Haemophilus parasuis is a commensal organism of the upper respiratory tract of swine that cause severe systemic disease characterized by fibrinous polyserositis, arthritis, and meningitis. Disease caused by H parasuis has a sudden onset, short course, and high morbidity and mortality. Young animals (6-8 wk) are primarily affected, although sporadic disease can be observed in adults (eg, introduction of a naive adult to a normal herd). Survivors can develop severe fibrosis in the abdominal and thoracic cavities, which can result in reduced growth rate and carcass condemnation at slaughter. Glässer’s disease is seen worldwide, and its incidence appears to have increased since the introduction of porcine reproductive and respiratory syndrome[1].


The causal agent, H parasuis, is a gram-negative coccobacillus that requires V factor (NAD) supplementation for growth. Fifteen serovars of H parasuis have been reported, but a high percentage of the evaluated isolates are nontypable. The factors involved in systemic invasion by H parasuis are still unknown.

Clinical signs

Clinical signs are observed mainly in pigs 6-8 wk old, although the age of affected animals may vary, depending on the level of acquired maternal immunity. Acute disease has a short course and may result in sudden death without the presence of characteristic gross lesions. Clinical signs include high fever (41.5°C), severe coughing, abdominal breathing, swollen joints, and CNS signs such as lateral decubitus, paddling, and trembling. These signs may be seen jointly or independently. Chronically affected animals may have a reduced growth rate as a result of severe fibrosis in the thoracic and peritoneal cavities.

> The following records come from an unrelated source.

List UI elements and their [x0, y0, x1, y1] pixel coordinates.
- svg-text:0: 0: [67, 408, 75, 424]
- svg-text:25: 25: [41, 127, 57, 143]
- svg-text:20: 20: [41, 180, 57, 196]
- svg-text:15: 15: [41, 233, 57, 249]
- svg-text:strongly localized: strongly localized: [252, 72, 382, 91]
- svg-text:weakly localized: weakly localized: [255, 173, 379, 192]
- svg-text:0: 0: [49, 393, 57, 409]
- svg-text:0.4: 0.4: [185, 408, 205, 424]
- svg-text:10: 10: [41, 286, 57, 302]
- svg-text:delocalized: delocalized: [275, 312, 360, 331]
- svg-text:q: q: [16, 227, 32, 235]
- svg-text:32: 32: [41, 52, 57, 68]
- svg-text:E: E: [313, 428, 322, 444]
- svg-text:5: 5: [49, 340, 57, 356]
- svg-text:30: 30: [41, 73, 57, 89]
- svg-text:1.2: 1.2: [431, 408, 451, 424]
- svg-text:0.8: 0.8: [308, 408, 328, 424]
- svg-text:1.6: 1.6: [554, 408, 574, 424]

Systemic infection is characterized by the development of fibrinous polyserositis, arthritis, and meningitis. The fibrinous exudate can be observed on the pleura, pericardium, peritoneum, synovia, and meninges and is usually accompanied by an increased amount of fluid. Fibrinous pleuritis may be accompanied by anteroventral pneumonia, which is characterized by consolidation of the lung as a result of infiltration of inflammatory cells and severe congestion. Hyperacute cases have increased fluid in the thoracic and abdominal cavities, without the presence of fibrin. Lack of characteristic gross lesions is also common in swine showing CNS signs. Chronically affected animals usually have severe fibrosis of the pericardium and pleura, which may or may not extend to the peritoneal cavity.


Diagnosis is based on the observation of characteristic clinical signs and lesions, in association with isolation of H parasuis from affected swine. Only samples from systemic sites such as pleura, pericardium, peritoneum, joints, and brain should be submitted for bacterial isolation. Isolation of H parasuis from the upper respiratory tract has no relevance in the diagnosis of systemic infection. H parasuis is a fastidious organism that can disappear quickly following death of affected animals. Samples collected from clinically affected animals that were euthanized increase the chances of isolation. H parasuis is initially isolated using sheep blood agar with V factor supplementation, which can be provided by a nurse streak of Staphylococcus aureus. Growth is characterized by the presence of translucent small colonies near the Staphylococcus streak (satellitism). Differential diagnoses include Actinobacillus pleuropneumonia and Vitamin E deficiency.


H parasuis is one of the few gram-negative organisms that can be successfully treated with synthetic penicillin. Other antimicrobials that have been used include ceftiofur and sulfonamides. Individual treatments are given parenterally. Preventive treatments can be given via water or feed medication. Either commercial or autogenous vaccines can be used to control H parasuis infection. The broad range of potentially pathogenic serovars has impaired the development of a universal vaccine for H parasuis. Homologous protection between isolates from the same serovar group is satisfactory, while heterologous protection is restricted to a few serovars.